Will We Go the Way of the Dinosaurs?

There was a recent article in the New Yorker by Bill McKibben entitled “Our Stuff Weighs More Than All Living Things on the Planet”. In his article he described the results of a study1 by a team led by Emily Elhacham, at the Weizmann Institute of Science, in Rehovot, Israel, which concluded that 2020 was the year in which the weight of “human-made mass”—all the stuff we’ve built and accumulated—exceeded the weight of biomass on the planet.

I wonder if, in calculating the weight of human “stuff”, they included the weight of human “shit” – not just excrement, but all the waste we have created that no longer serves our whims. We have filled valleys with it and built mountains of it and what hasn’t gone into those valleys and mountains has gone into the seas and the atmosphere.

I have often wondered about the impact of human activity on our environment and how it will affect life in the future. Throughout the history of life on earth there have been at least five major extinctions in which at least 75% of all living species on the planet perished. Scientists still are not certain as to the causes of these extinctions, but they are popularly believed to have been caused by natural disasters such as asteroid impacts, volcanic activity, global weather changes, etc.
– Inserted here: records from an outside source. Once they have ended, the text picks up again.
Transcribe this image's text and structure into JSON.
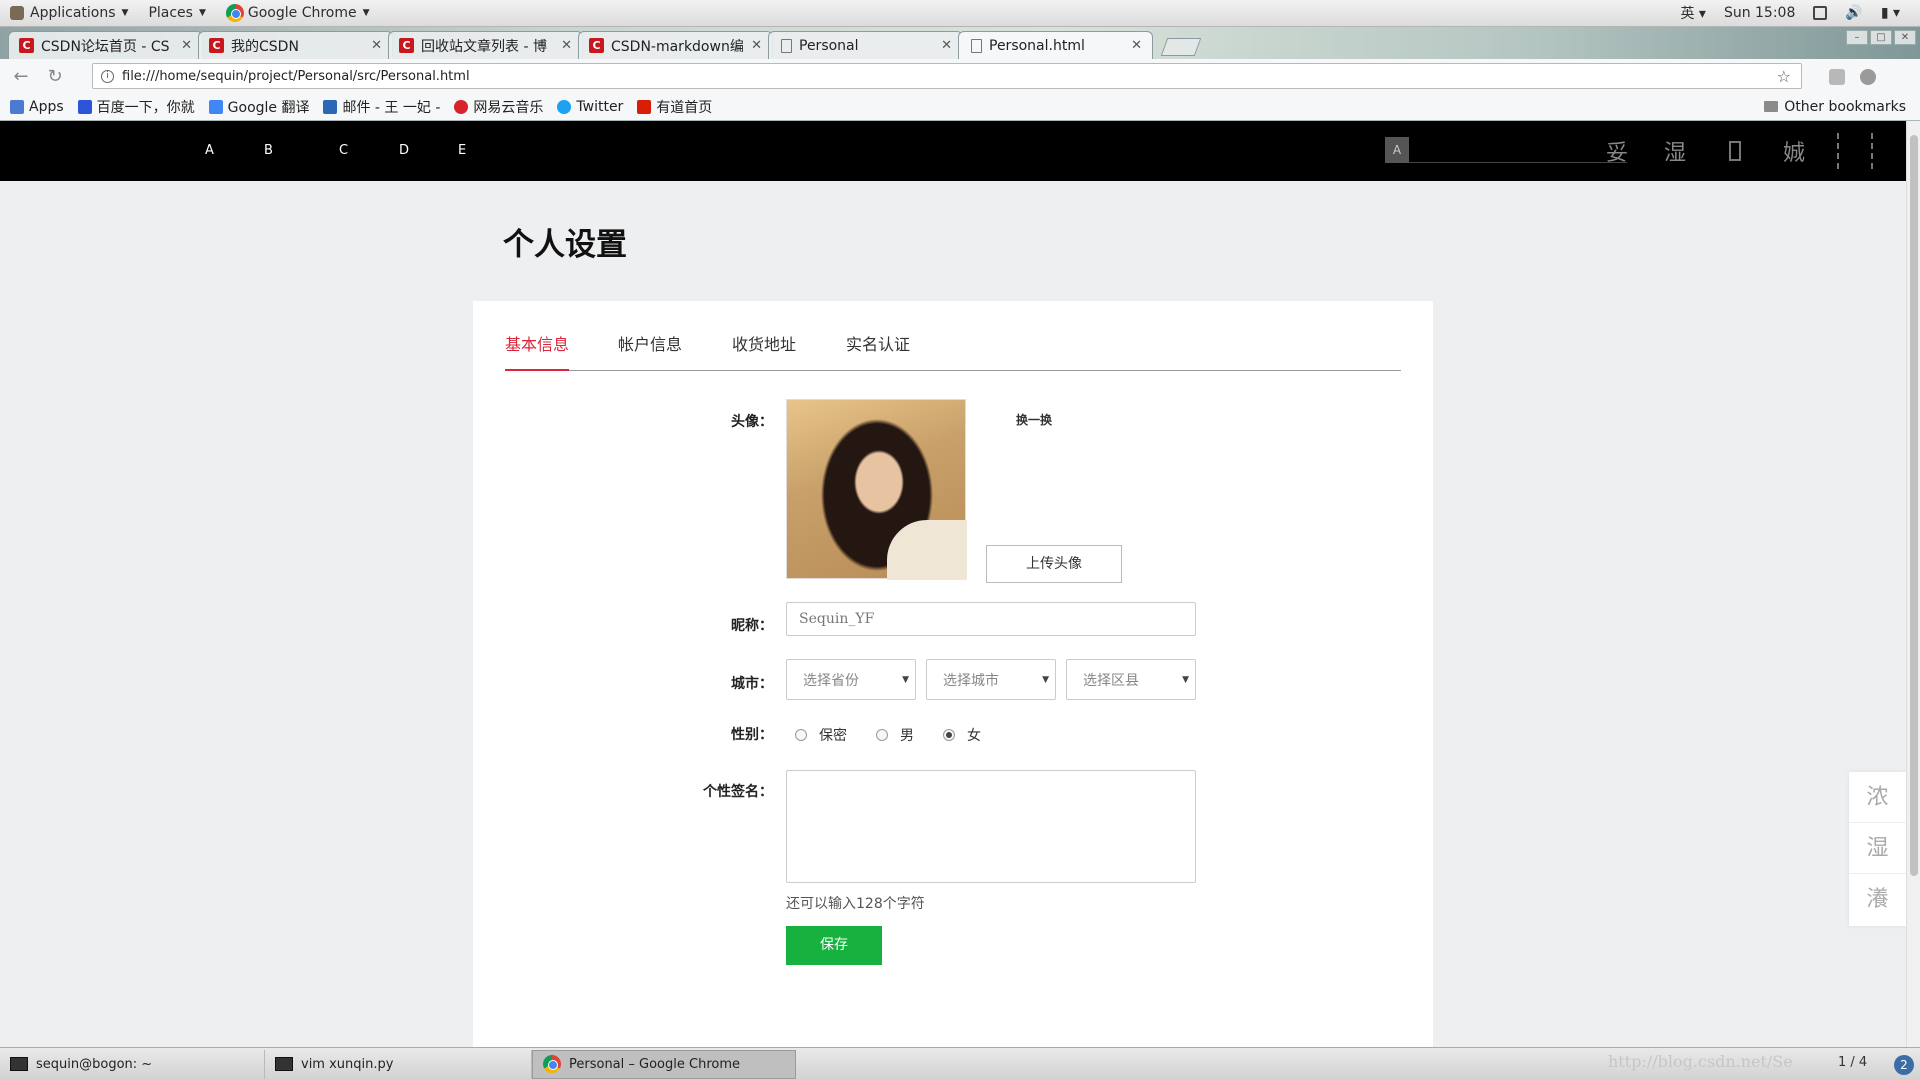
{
  "gnome": {
    "applications": "Applications",
    "places": "Places",
    "active_app": "Google Chrome",
    "input_method": "英",
    "clock": "Sun 15:08"
  },
  "browser": {
    "tabs": [
      {
        "title": "CSDN论坛首页 - CS",
        "icon": "csdn"
      },
      {
        "title": "我的CSDN",
        "icon": "csdn"
      },
      {
        "title": "回收站文章列表 - 博",
        "icon": "csdn"
      },
      {
        "title": "CSDN-markdown编",
        "icon": "csdn"
      },
      {
        "title": "Personal",
        "icon": "doc"
      },
      {
        "title": "Personal.html",
        "icon": "doc"
      }
    ],
    "url": "file:///home/sequin/project/Personal/src/Personal.html",
    "bookmarks": [
      {
        "label": "Apps",
        "color": "#4a7bd0"
      },
      {
        "label": "百度一下，你就",
        "color": "#2b55d6"
      },
      {
        "label": "Google 翻译",
        "color": "#4285f4"
      },
      {
        "label": "邮件 - 王 一妃 -",
        "color": "#2a67b7"
      },
      {
        "label": "网易云音乐",
        "color": "#d6232c"
      },
      {
        "label": "Twitter",
        "color": "#1da1f2"
      },
      {
        "label": "有道首页",
        "color": "#d81e06"
      }
    ],
    "other_bookmarks": "Other bookmarks"
  },
  "site_nav": {
    "links": [
      "A",
      "B",
      "C",
      "D",
      "E"
    ],
    "search_button": "A",
    "icons": [
      "妥",
      "湿",
      "",
      "娍",
      ""
    ]
  },
  "page": {
    "title": "个人设置",
    "tabs": [
      "基本信息",
      "帐户信息",
      "收货地址",
      "实名认证"
    ],
    "form": {
      "avatar_label": "头像：",
      "swap_label": "换一换",
      "upload_label": "上传头像",
      "nickname_label": "昵称：",
      "nickname_value": "Sequin_YF",
      "city_label": "城市：",
      "province_placeholder": "选择省份",
      "city_placeholder": "选择城市",
      "district_placeholder": "选择区县",
      "gender_label": "性别：",
      "gender_options": [
        "保密",
        "男",
        "女"
      ],
      "gender_selected": "女",
      "signature_label": "个性签名：",
      "hint": "还可以输入128个字符",
      "save_label": "保存"
    },
    "float_bar": [
      "浓",
      "湿",
      "瀁"
    ]
  },
  "taskbar": {
    "tasks": [
      "sequin@bogon: ~",
      "vim xunqin.py",
      "Personal – Google Chrome"
    ],
    "watermark": "http://blog.csdn.net/Se",
    "pager": "1 / 4",
    "badge": "2"
  }
}
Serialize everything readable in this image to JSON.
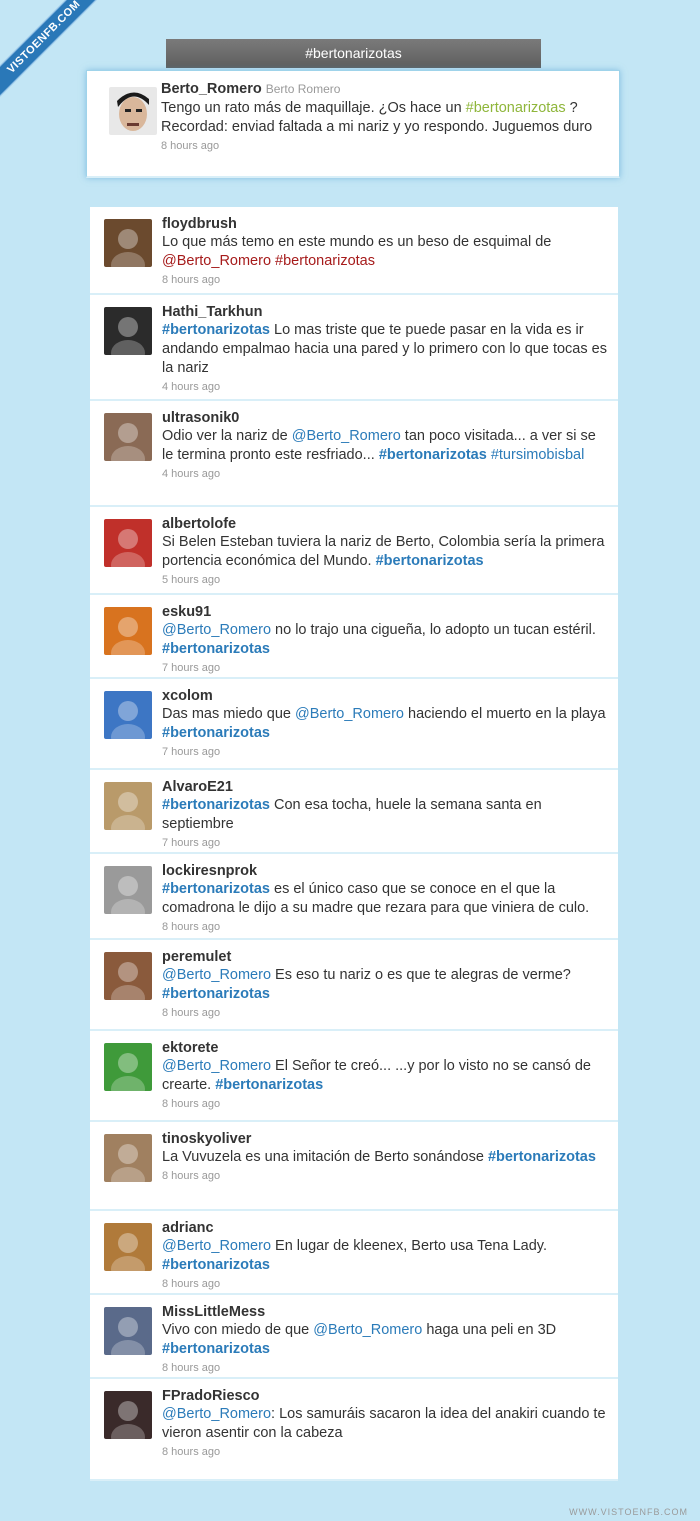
{
  "watermark": "VISTOENFB.COM",
  "footer": "WWW.VISTOENFB.COM",
  "title": "#bertonarizotas",
  "featured": {
    "username": "Berto_Romero",
    "realname": "Berto Romero",
    "text_before": "Tengo un rato más de maquillaje. ¿Os hace un ",
    "hashtag": "#bertonarizotas",
    "text_after": " ? Recordad: enviad faltada a mi nariz y yo respondo. Juguemos duro",
    "time": "8 hours ago",
    "avatar_color": "#d0d0d0"
  },
  "tweets": [
    {
      "username": "floydbrush",
      "segments": [
        {
          "t": "Lo que más temo en este mundo es un beso de esquimal de "
        },
        {
          "t": "@Berto_Romero",
          "k": "mention"
        },
        {
          "t": " "
        },
        {
          "t": "#bertonarizotas",
          "k": "hashtag"
        }
      ],
      "time": "8 hours ago",
      "avatar_color": "#6b4a2e"
    },
    {
      "username": "Hathi_Tarkhun",
      "segments": [
        {
          "t": "#bertonarizotas",
          "k": "hashtag"
        },
        {
          "t": " Lo mas triste que te puede pasar en la vida es ir andando empalmao hacia una pared y lo primero con lo que tocas es la nariz"
        }
      ],
      "time": "4 hours ago",
      "avatar_color": "#2b2b2b"
    },
    {
      "username": "ultrasonik0",
      "segments": [
        {
          "t": "Odio ver la nariz de "
        },
        {
          "t": "@Berto_Romero",
          "k": "mention"
        },
        {
          "t": " tan poco visitada... a ver si se le termina pronto este resfriado... "
        },
        {
          "t": "#bertonarizotas",
          "k": "hashtag"
        },
        {
          "t": " "
        },
        {
          "t": "#tursimobisbal",
          "k": "mention"
        }
      ],
      "time": "4 hours ago",
      "avatar_color": "#8a6a55"
    },
    {
      "username": "albertolofe",
      "segments": [
        {
          "t": "Si Belen Esteban tuviera la nariz de Berto, Colombia sería la primera portencia económica del Mundo. "
        },
        {
          "t": "#bertonarizotas",
          "k": "hashtag"
        }
      ],
      "time": "5 hours ago",
      "avatar_color": "#c0302a"
    },
    {
      "username": "esku91",
      "segments": [
        {
          "t": "@Berto_Romero",
          "k": "mention"
        },
        {
          "t": " no lo trajo una cigueña, lo adopto un tucan estéril. "
        },
        {
          "t": "#bertonarizotas",
          "k": "hashtag"
        }
      ],
      "time": "7 hours ago",
      "avatar_color": "#d8731f"
    },
    {
      "username": "xcolom",
      "segments": [
        {
          "t": "Das mas miedo que "
        },
        {
          "t": "@Berto_Romero",
          "k": "mention"
        },
        {
          "t": " haciendo el muerto en la playa "
        },
        {
          "t": "#bertonarizotas",
          "k": "hashtag"
        }
      ],
      "time": "7 hours ago",
      "avatar_color": "#3d76c4"
    },
    {
      "username": "AlvaroE21",
      "segments": [
        {
          "t": "#bertonarizotas",
          "k": "hashtag"
        },
        {
          "t": " Con esa tocha, huele la semana santa en septiembre"
        }
      ],
      "time": "7 hours ago",
      "avatar_color": "#b99a6a"
    },
    {
      "username": "lockiresnprok",
      "segments": [
        {
          "t": "#bertonarizotas",
          "k": "hashtag"
        },
        {
          "t": " es el único caso que se conoce en el que la comadrona le dijo a su madre que rezara para que viniera de culo."
        }
      ],
      "time": "8 hours ago",
      "avatar_color": "#9a9a9a"
    },
    {
      "username": "peremulet",
      "segments": [
        {
          "t": "@Berto_Romero",
          "k": "mention"
        },
        {
          "t": " Es eso tu nariz o es que te alegras de verme? "
        },
        {
          "t": "#bertonarizotas",
          "k": "hashtag"
        }
      ],
      "time": "8 hours ago",
      "avatar_color": "#8a5a3c"
    },
    {
      "username": "ektorete",
      "segments": [
        {
          "t": "@Berto_Romero",
          "k": "mention"
        },
        {
          "t": " El Señor te creó... ...y por lo visto no se cansó de crearte. "
        },
        {
          "t": "#bertonarizotas",
          "k": "hashtag"
        }
      ],
      "time": "8 hours ago",
      "avatar_color": "#3f9a3a"
    },
    {
      "username": "tinoskyoliver",
      "segments": [
        {
          "t": "La Vuvuzela es una imitación de Berto sonándose "
        },
        {
          "t": "#bertonarizotas",
          "k": "hashtag"
        }
      ],
      "time": "8 hours ago",
      "avatar_color": "#a08060"
    },
    {
      "username": "adrianc",
      "segments": [
        {
          "t": "@Berto_Romero",
          "k": "mention"
        },
        {
          "t": " En lugar de kleenex, Berto usa Tena Lady. "
        },
        {
          "t": "#bertonarizotas",
          "k": "hashtag"
        }
      ],
      "time": "8 hours ago",
      "avatar_color": "#b07a3a"
    },
    {
      "username": "MissLittleMess",
      "segments": [
        {
          "t": "Vivo con miedo de que "
        },
        {
          "t": "@Berto_Romero",
          "k": "mention"
        },
        {
          "t": " haga una peli en 3D "
        },
        {
          "t": "#bertonarizotas",
          "k": "hashtag"
        }
      ],
      "time": "8 hours ago",
      "avatar_color": "#5a6a8a"
    },
    {
      "username": "FPradoRiesco",
      "segments": [
        {
          "t": "@Berto_Romero",
          "k": "mention"
        },
        {
          "t": ": Los samuráis sacaron la idea del anakiri cuando te vieron asentir con la cabeza"
        }
      ],
      "time": "8 hours ago",
      "avatar_color": "#3a2a2a"
    }
  ]
}
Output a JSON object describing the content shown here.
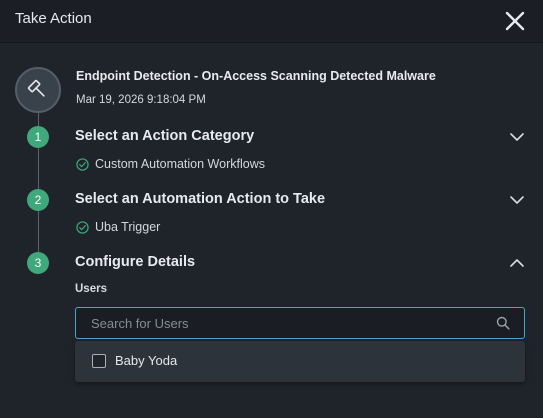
{
  "header": {
    "title": "Take Action"
  },
  "event": {
    "title": "Endpoint Detection - On-Access Scanning Detected Malware",
    "timestamp": "Mar 19, 2026 9:18:04 PM"
  },
  "steps": [
    {
      "number": "1",
      "title": "Select an Action Category",
      "selection": "Custom Automation Workflows",
      "expanded": false
    },
    {
      "number": "2",
      "title": "Select an Automation Action to Take",
      "selection": "Uba Trigger",
      "expanded": false
    },
    {
      "number": "3",
      "title": "Configure Details",
      "expanded": true
    }
  ],
  "config": {
    "users_label": "Users",
    "search_placeholder": "Search for Users",
    "search_value": "",
    "options": [
      {
        "label": "Baby Yoda",
        "checked": false
      }
    ]
  },
  "colors": {
    "step_accent": "#3fa97b",
    "focus_border": "#4aa3c8",
    "background": "#1f242b"
  },
  "icons": {
    "event": "gavel-icon",
    "close": "close-icon",
    "collapsed": "chevron-down-icon",
    "expanded": "chevron-up-icon",
    "completed": "check-circle-icon",
    "search": "search-icon"
  }
}
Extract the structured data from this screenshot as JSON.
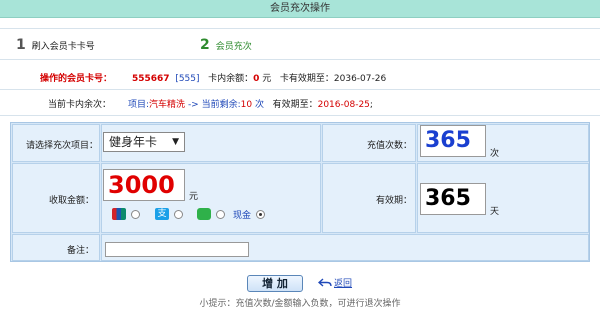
{
  "title": "会员充次操作",
  "steps": [
    {
      "num": "1",
      "label": "刷入会员卡卡号"
    },
    {
      "num": "2",
      "label": "会员充次"
    }
  ],
  "card_info": {
    "label": "操作的会员卡号：",
    "card_no": "555667",
    "card_id": "[555]",
    "balance_label": "卡内余额：",
    "balance_value": "0",
    "balance_unit": "元",
    "expire_label": "卡有效期至：",
    "expire_value": "2036-07-26"
  },
  "remaining": {
    "label": "当前卡内余次：",
    "item_prefix": "项目:",
    "item_name": "汽车精洗",
    "arrow_text": "->",
    "current_label": "当前剩余:",
    "current_value": "10",
    "current_unit": "次",
    "valid_label": "有效期至：",
    "valid_value": "2016-08-25",
    "valid_suffix": ";"
  },
  "form": {
    "project_label": "请选择充次项目：",
    "project_selected": "健身年卡",
    "count_label": "充值次数：",
    "count_value": "365",
    "count_unit": "次",
    "amount_label": "收取金额：",
    "amount_value": "3000",
    "amount_unit": "元",
    "valid_label": "有效期：",
    "valid_value": "365",
    "valid_unit": "天",
    "note_label": "备注：",
    "note_value": "",
    "payment": {
      "cash_label": "现金",
      "selected": "现金"
    }
  },
  "colors": {
    "unionpay": "#1a56b0",
    "alipay": "#1aa0e8",
    "wechat": "#2fb14a",
    "accent_red": "#e00000",
    "accent_blue": "#1a3fd0"
  },
  "actions": {
    "add_label": "增 加",
    "back_label": "返回"
  },
  "tip": "小提示：充值次数/金额输入负数，可进行退次操作"
}
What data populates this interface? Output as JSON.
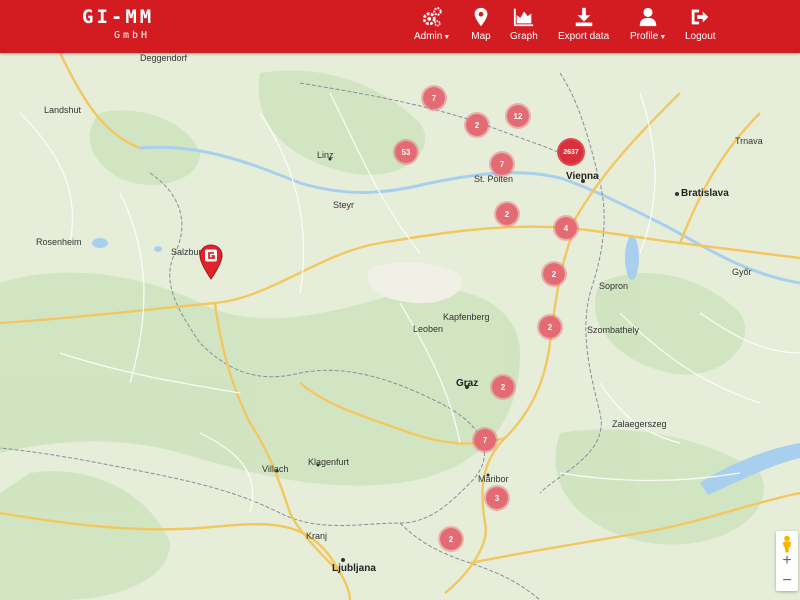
{
  "brand": {
    "name": "GI-MM",
    "subtitle": "GmbH"
  },
  "nav": [
    {
      "label": "Admin",
      "icon": "gears-icon",
      "dropdown": true
    },
    {
      "label": "Map",
      "icon": "map-marker-icon",
      "dropdown": false
    },
    {
      "label": "Graph",
      "icon": "area-chart-icon",
      "dropdown": false
    },
    {
      "label": "Export data",
      "icon": "download-icon",
      "dropdown": false
    },
    {
      "label": "Profile",
      "icon": "user-icon",
      "dropdown": true
    },
    {
      "label": "Logout",
      "icon": "logout-icon",
      "dropdown": false
    }
  ],
  "colors": {
    "navbar": "#d21c22",
    "cluster": "#e46a74",
    "cluster_large": "#d9303c",
    "water": "#a9cfee",
    "land": "#e8f0dc"
  },
  "clusters": [
    {
      "count": "7"
    },
    {
      "count": "2"
    },
    {
      "count": "12"
    },
    {
      "count": "2637"
    },
    {
      "count": "53"
    },
    {
      "count": "7"
    },
    {
      "count": "2"
    },
    {
      "count": "4"
    },
    {
      "count": "2"
    },
    {
      "count": "2"
    },
    {
      "count": "2"
    },
    {
      "count": "7"
    },
    {
      "count": "3"
    },
    {
      "count": "2"
    }
  ],
  "cities": [
    "Vienna",
    "Bratislava",
    "Graz",
    "Ljubljana",
    "Klagenfurt",
    "Villach",
    "Linz",
    "Salzburg",
    "Maribor",
    "St. Pölten",
    "Szombathely",
    "Győr",
    "Zalaegerszeg",
    "Rosenheim",
    "Deggendorf",
    "Landshut",
    "Steyr",
    "Leoben",
    "Kapfenberg",
    "Kranj",
    "Trnava",
    "Sopron"
  ],
  "map_controls": {
    "zoom_in": "+",
    "zoom_out": "−"
  }
}
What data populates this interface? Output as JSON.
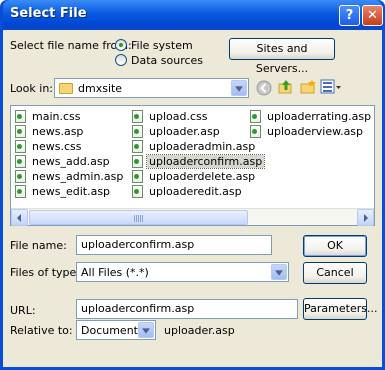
{
  "window": {
    "title": "Select File",
    "help_label": "?",
    "close_label": "✕"
  },
  "select_from": {
    "label": "Select file name from:",
    "options": [
      "File system",
      "Data sources"
    ],
    "selected": "File system",
    "sites_button": "Sites and Servers..."
  },
  "look_in": {
    "label": "Look in:",
    "value": "dmxsite",
    "tools": [
      "back-icon",
      "up-folder-icon",
      "new-folder-icon",
      "view-menu-icon"
    ]
  },
  "files": {
    "columns": [
      [
        "main.css",
        "news.asp",
        "news.css",
        "news_add.asp",
        "news_admin.asp",
        "news_edit.asp"
      ],
      [
        "upload.css",
        "uploader.asp",
        "uploaderadmin.asp",
        "uploaderconfirm.asp",
        "uploaderdelete.asp",
        "uploaderedit.asp"
      ],
      [
        "uploaderrating.asp",
        "uploaderview.asp"
      ]
    ],
    "selected": "uploaderconfirm.asp"
  },
  "file_name": {
    "label": "File name:",
    "value": "uploaderconfirm.asp",
    "ok_button": "OK"
  },
  "file_type": {
    "label": "Files of type:",
    "value": "All Files (*.*)",
    "cancel_button": "Cancel"
  },
  "url": {
    "label": "URL:",
    "value": "uploaderconfirm.asp",
    "parameters_button": "Parameters..."
  },
  "relative": {
    "label": "Relative to:",
    "value": "Document",
    "path": "uploader.asp"
  },
  "colors": {
    "titlebar": "#0a4ed8",
    "dialog_bg": "#ece9d8",
    "radio_dot": "#21a121"
  }
}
I have long suspected that the dinosaurs perished not because an asteroid fell into the Gulf of Mexico (that undoubtedly helped) but because they destroyed their environment rendering it uninhabitable. (More than one geologist has agreed that is totally plausible.) In thinking about this, it has led me to a theory that every major extinction was ultimately the result of a dominant life species that, through exponential growth, consumed all of its food supply and destroyed its environment and that of all species in its food chain, resulting in its own extinction along with others. (I have explained this theory in a paper yet to be published, but the Cliff Notes version follows.)

In essence, humans are the dominant species of this era. Our population is growing at an exponential rate which, by itself, is harmful to the environment and reduces habitat for other species. To make matters worse, we have developed technologies that enable us to alter the environment making it more comfortable for us, but less habitable for other species on which we are directly and indirectly dependent for our own survival. To cap it off, we create waste at an exponentially increasing rate that depends on both the size of our population and the effects of our technologies. This waste affects the land, the seas, the atmosphere and ultimately the climate which, in turn, affects the habitability of the environment for all species, humans included. In a closed system (which our planet clearly is), this exponential increase in environmental destruction can only be disastrous for many species, ourselves included.

We have achieved total dominance over all species on the planet and are increasing our numbers exponentially. In addition, we have achieved the alchemists’ dream except in reverse. Instead of turning lead into gold, we are turning all the world’s natural wealth into shit – at a doubly exponential rate. And if we don’t stop, we’ll likely perish in that shit and go the way of the dinosaurs.